25 stycznia 2010

Kiedy Niki konczyla swoja wizyte, jako koordynator SENCO, juz na odchodnym zapytala mnie o pochodzenie i wreczyla wizytowke. Oczy jej sie dziwnie zaswiecily slyszac kraj slowianski. Kilka dni pozniej skontaktowal sie ze mna Peter. Poprosil o spotkanie, jako, ze zona bardzo o nie zabiega. Nie bardzo wiedzac o co w tym wszystkim chodzi - umowilam sie na przedpoludniowa kawe w malej kawiarence nieopodal pracy.

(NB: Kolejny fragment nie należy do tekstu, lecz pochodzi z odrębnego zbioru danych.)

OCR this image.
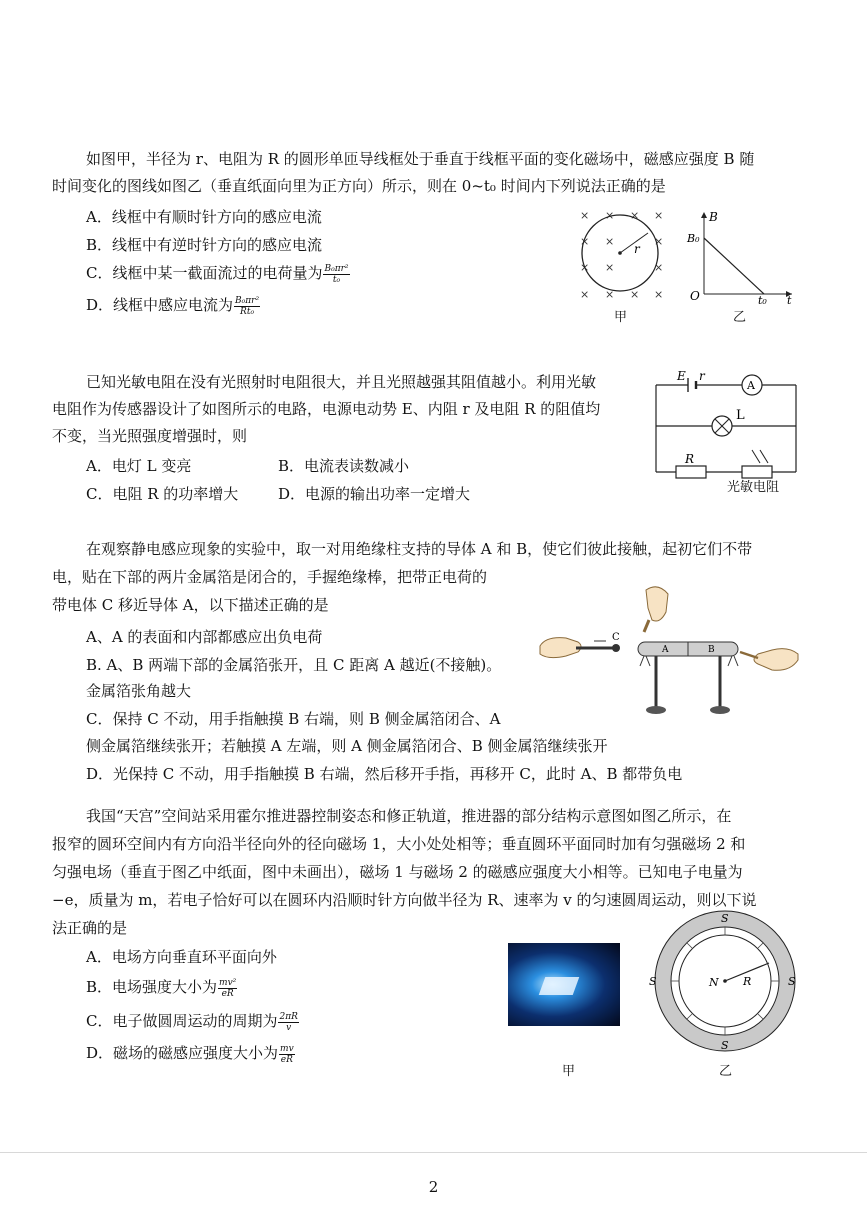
如图甲，半径为 r、电阻为 R 的圆形单匝导线框处于垂直于线框平面的变化磁场中，磁感应强度 B 随
时间变化的图线如图乙（垂直纸面向里为正方向）所示，则在 0~t₀ 时间内下列说法正确的是
A．线框中有顺时针方向的感应电流
B．线框中有逆时针方向的感应电流
C．线框中某一截面流过的电荷量为 $\frac{\text{B₀πr²}}{\text{t₀}}$
D．线框中感应电流为 $\frac{\text{B₀πr²}}{\text{Rt₀}}$
× × × ×
×	×
×
× ×	×
× × × ×
r
甲
B
B₀
O	t₀ t
乙
已知光敏电阻在没有光照射时电阻很大，并且光照越强其阻值越小。利用光敏
电阻作为传感器设计了如图所示的电路，电源电动势 E、内阻 r 及电阻 R 的阻值均
不变，当光照强度增强时，则
A．电灯 L 变亮	B．电流表读数减小
C．电阻 R 的功率增大	D．电源的输出功率一定增大
E r
A
L
R
光敏电阻
在观察静电感应现象的实验中，取一对用绝缘柱支持的导体 A 和 B，使它们彼此接触，起初它们不带
电，贴在下部的两片金属箔是闭合的，手握绝缘棒，把带正电荷的
带电体 C 移近导体 A，以下描述正确的是
A、A 的表面和内部都感应出负电荷
B. A、B 两端下部的金属箔张开，且 C 距离 A 越近(不接触)。
金属箔张角越大
C．保持 C 不动，用手指触摸 B 右端，则 B 侧金属箔闭合、A
侧金属箔继续张开；若触摸 A 左端，则 A 侧金属箔闭合、B 侧金属箔继续张开
D．光保持 C 不动，用手指触摸 B 右端，然后移开手指，再移开 C，此时 A、B 都带负电
C
A	B
我国“天宫”空间站采用霍尔推进器控制姿态和修正轨道，推进器的部分结构示意图如图乙所示，在
报窄的圆环空间内有方向沿半径向外的径向磁场 1，大小处处相等；垂直圆环平面同时加有匀强磁场 2 和
匀强电场（垂直于图乙中纸面，图中未画出），磁场 1 与磁场 2 的磁感应强度大小相等。已知电子电量为
−e，质量为 m，若电子恰好可以在圆环内沿顺时针方向做半径为 R、速率为 v 的匀速圆周运动，则以下说
法正确的是
A．电场方向垂直环平面向外
B．电场强度大小为 $\frac{\text{mv²}}{eR}$
C．电子做圆周运动的周期为 $\frac{2\pi R}{v}$
D．磁场的磁感应强度大小为 $\frac{mv}{eR}$
甲
N R
S
S
S	S
乙
2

Gdy tylko weszlam zobaczylam mezczyzne po piedziesiatce, grubokoscistego, z kwadratowa glowa i gestymi czarnymi wlosami. Twarz mial szeroka, z wysunietym mocno podbrodkiem, wydatnymi koscmi policzkowymi i miesistym nosem o wrecz ogromnych nozdrzach. Brwi geste. Oczy skosne. Czolo z wielka blizna, ktora wygladala jak slad po nozu. Gdy mnie zobaczyl poderwal sie blyskawicznie z krzesla. Byl niski, jak na swoja masywna budowe i mial nieproporcjonalnie duze dlonie. 'Nieco prostacki wyglad' - pomyslalam. A pozniej sie usmiechnal: 'Nie zrobi mi krzywdy' - ulga. Zastanawialam sie, jaki taki czlowiek moze byc mezem Niki. Sama mysl wydawala mi sie smieszna.

Ale tak to jest z faktami. Przekluwaja kazdy nadety balon rozmaitych koncepcji, burza teorie, odwracaja wniwecz najglebsze przekonania. Tych bardziej oczywistych nie moge przyswoic od miesiecy.